Game analytics plays a central role in understanding how people interact with digital environments. By examining patterns in player activity such as a player's session frequency, duration, and engagement levels, we can further research about human behavior and AI to better predict resource allocation and user engagement. Since this server is an active research project rather than a commercial game, understanding player behavior and activity levels is essential so they can plan server hardware, storage, and data-processing resources effectively. Specifically, being able to identify which players engage the most with the game can support targeted recruitment and improved strategies for maintaining long-term engagement



This leads us to the central question of this project:

**Can player characteristics predict the total number of hours a player spends on the server?**

We will use **experience**, **gender**, and **Age** as explanatory variables to predict the response variable **played_hours**. These predictors were chosen because they are the only available player characteristics that could reasonably influence engagement patterns and help explain differences in total time spent on the server.

This project uses two datasets from the Minecraft research server: **players.csv** and **sessions.csv**.  
The **players** file contains 196 rows and 7 variables describing each participant, and the **sessions** file contains 1,535 rows documenting every recorded session.  
Below is a concise summary of all variables.
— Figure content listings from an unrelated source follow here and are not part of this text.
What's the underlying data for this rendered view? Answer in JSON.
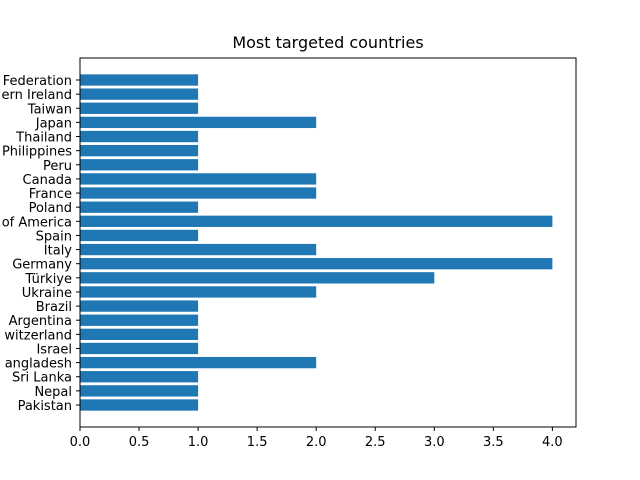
{
  "chart_data": {
    "type": "bar",
    "orientation": "horizontal",
    "title": "Most targeted countries",
    "xlabel": "",
    "ylabel": "",
    "categories": [
      "Pakistan",
      "Nepal",
      "Sri Lanka",
      "angladesh",
      "Israel",
      "witzerland",
      "Argentina",
      "Brazil",
      "Ukraine",
      "Türkiye",
      "Germany",
      "Italy",
      "Spain",
      "of America",
      "Poland",
      "France",
      "Canada",
      "Peru",
      "Philippines",
      "Thailand",
      "Japan",
      "Taiwan",
      "ern Ireland",
      "Federation"
    ],
    "values": [
      1,
      1,
      1,
      2,
      1,
      1,
      1,
      1,
      2,
      3,
      4,
      2,
      1,
      4,
      1,
      2,
      2,
      1,
      1,
      1,
      2,
      1,
      1,
      1
    ],
    "xlim": [
      0,
      4.2
    ],
    "xticks": [
      "0.0",
      "0.5",
      "1.0",
      "1.5",
      "2.0",
      "2.5",
      "3.0",
      "3.5",
      "4.0"
    ],
    "bar_color": "#1f77b4",
    "grid": false
  }
}
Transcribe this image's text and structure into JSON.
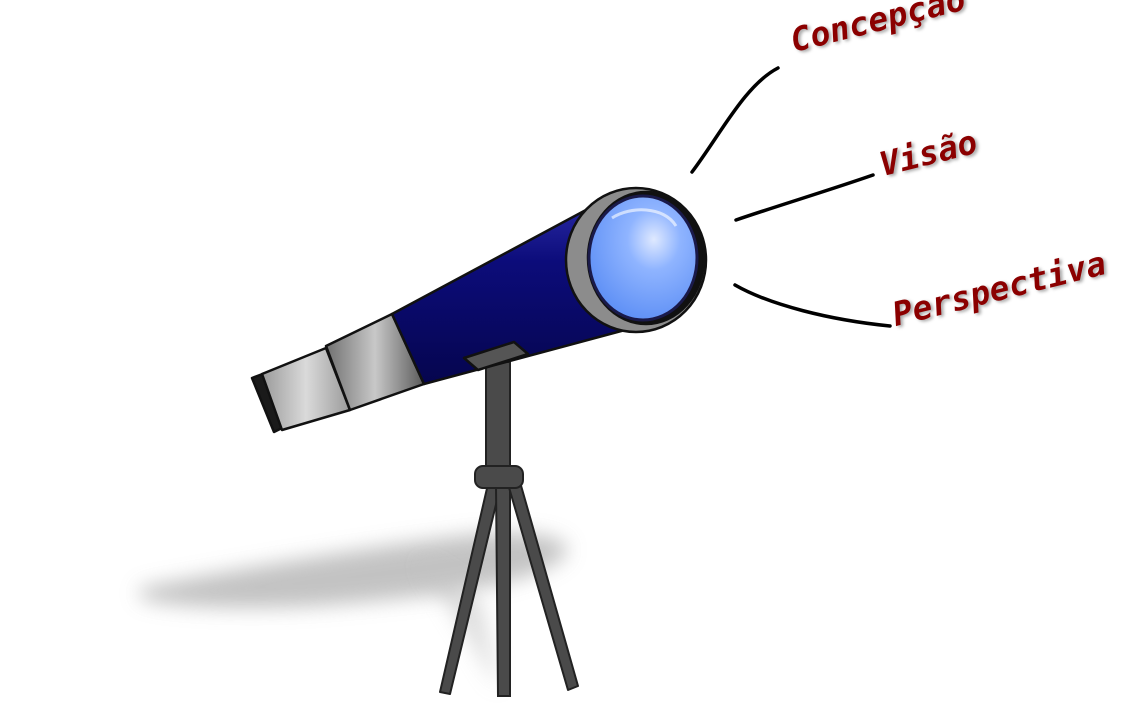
{
  "labels": {
    "concepcao": "Concepção",
    "visao": "Visão",
    "perspectiva": "Perspectiva"
  },
  "colors": {
    "label_text": "#8b0000",
    "tube_body": "#0a0a6e",
    "lens": "#6ea0ff",
    "lens_rim": "#8c8c8c",
    "eyepiece": "#a0a0a0",
    "tripod": "#4a4a4a",
    "shadow": "#b4b4b4"
  }
}
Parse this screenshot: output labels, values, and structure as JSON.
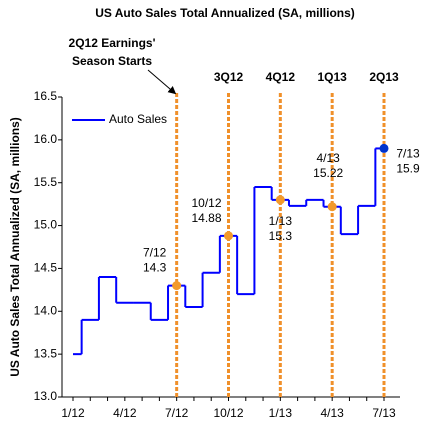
{
  "chart_data": {
    "type": "step-line",
    "title": "US Auto Sales Total Annualized (SA, millions)",
    "y_label": "US Auto Sales Total Annualized (SA, millions)",
    "categories": [
      "1/12",
      null,
      null,
      "4/12",
      null,
      null,
      "7/12",
      null,
      null,
      "10/12",
      null,
      null,
      "1/13",
      null,
      null,
      "4/13",
      null,
      null,
      "7/13"
    ],
    "series": [
      {
        "name": "Auto Sales",
        "color": "#0000ff",
        "values": [
          13.5,
          13.9,
          14.4,
          14.1,
          14.1,
          13.9,
          14.3,
          14.05,
          14.45,
          14.88,
          14.2,
          15.45,
          15.3,
          15.23,
          15.3,
          15.22,
          14.9,
          15.23,
          15.9
        ],
        "value_labels": [
          null,
          null,
          null,
          null,
          null,
          null,
          "14.3",
          null,
          null,
          "14.88",
          null,
          null,
          "15.3",
          null,
          null,
          "15.22",
          null,
          null,
          "15.9"
        ],
        "marker_colors": [
          null,
          null,
          null,
          null,
          null,
          null,
          "#f39a2b",
          null,
          null,
          "#f39a2b",
          null,
          null,
          "#f39a2b",
          null,
          null,
          "#f39a2b",
          null,
          null,
          "#0033cc"
        ]
      }
    ],
    "ylim": [
      13.0,
      16.5
    ],
    "yticks": [
      {
        "value": 13.0,
        "label": "13.0"
      },
      13.5,
      {
        "value": 14.0,
        "label": "14.0"
      },
      14.5,
      {
        "value": 15.0,
        "label": "15.0"
      },
      15.5,
      {
        "value": 16.0,
        "label": "16.0"
      },
      16.5
    ],
    "earnings_seasons": [
      {
        "category": "7/12",
        "label": [
          "2Q12 Earnings'",
          "Season Starts"
        ]
      },
      {
        "category": "10/12",
        "label": [
          "3Q12"
        ]
      },
      {
        "category": "1/13",
        "label": [
          "4Q12"
        ]
      },
      {
        "category": "4/13",
        "label": [
          "1Q13"
        ]
      },
      {
        "category": "7/13",
        "label": [
          "2Q13"
        ]
      }
    ],
    "earnings_color": "#f0902a",
    "legend": "top-left"
  }
}
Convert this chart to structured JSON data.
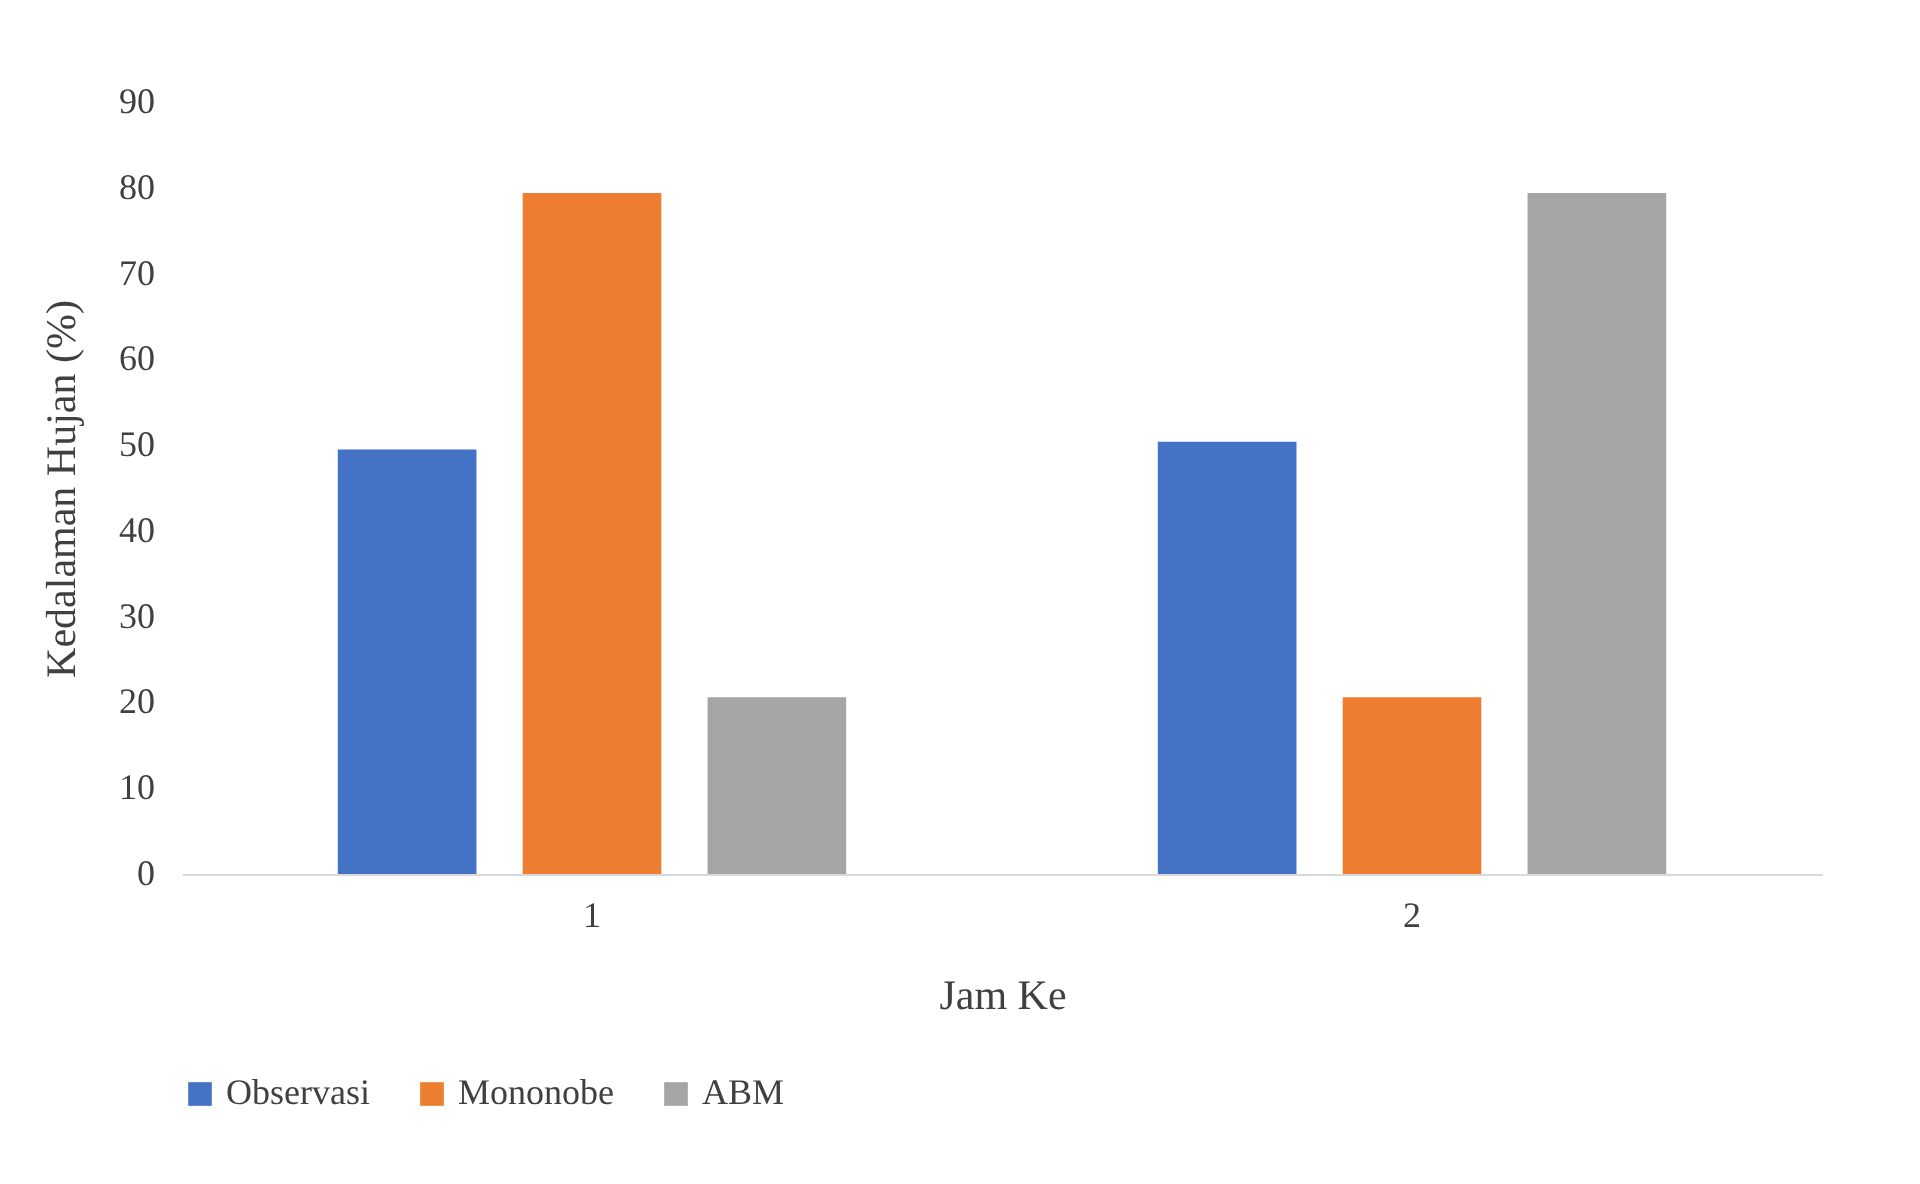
{
  "chart_data": {
    "type": "bar",
    "categories": [
      "1",
      "2"
    ],
    "series": [
      {
        "name": "Observasi",
        "color": "#4472c4",
        "values": [
          49.5,
          50.4
        ]
      },
      {
        "name": "Mononobe",
        "color": "#ed7d31",
        "values": [
          79.4,
          20.6
        ]
      },
      {
        "name": "ABM",
        "color": "#a5a5a5",
        "values": [
          20.6,
          79.4
        ]
      }
    ],
    "xlabel": "Jam Ke",
    "ylabel": "Kedalaman Hujan  (%)",
    "ylim": [
      0,
      90
    ],
    "yticks": [
      0,
      10,
      20,
      30,
      40,
      50,
      60,
      70,
      80,
      90
    ],
    "grid": false,
    "legend": "bottom"
  }
}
## Variables in `players.csv`

- **Age** – numeric, with 2 missing values  
- **gender** – categorical  
- **experience** – ordered categorical skill level  
- **played_hours** – numeric lifetime Minecraft hours (highly skewed)  
- **subscribe** – logical indicator of newsletter subscription  
- **name** – string player nickname  
- **hashedEmail** – string identifier used to link datasets  


## Variables in `sessions.csv`

- **start_time** – readable start timestamp  
- **end_time** – readable end timestamp, with 2 missing values  
- **original_start_time** – Unix start timestamp  
- **original_end_time** – Unix end timestamp  
- **hashedEmail** – player identifier linking to `players.csv`

## Issues and Notes

- Some missing values in both datasets  
- Large variation in lifetime hours and number of sessions per player  
- Self-reported values may include bias  
- Session logs may be incomplete or uneven  
- Voluntary participation may introduce selection bias  

By joining these tables on **hashedEmail**, we can link player characteristics to their session histories and total hours played, allowing us to build and evaluate predictive models.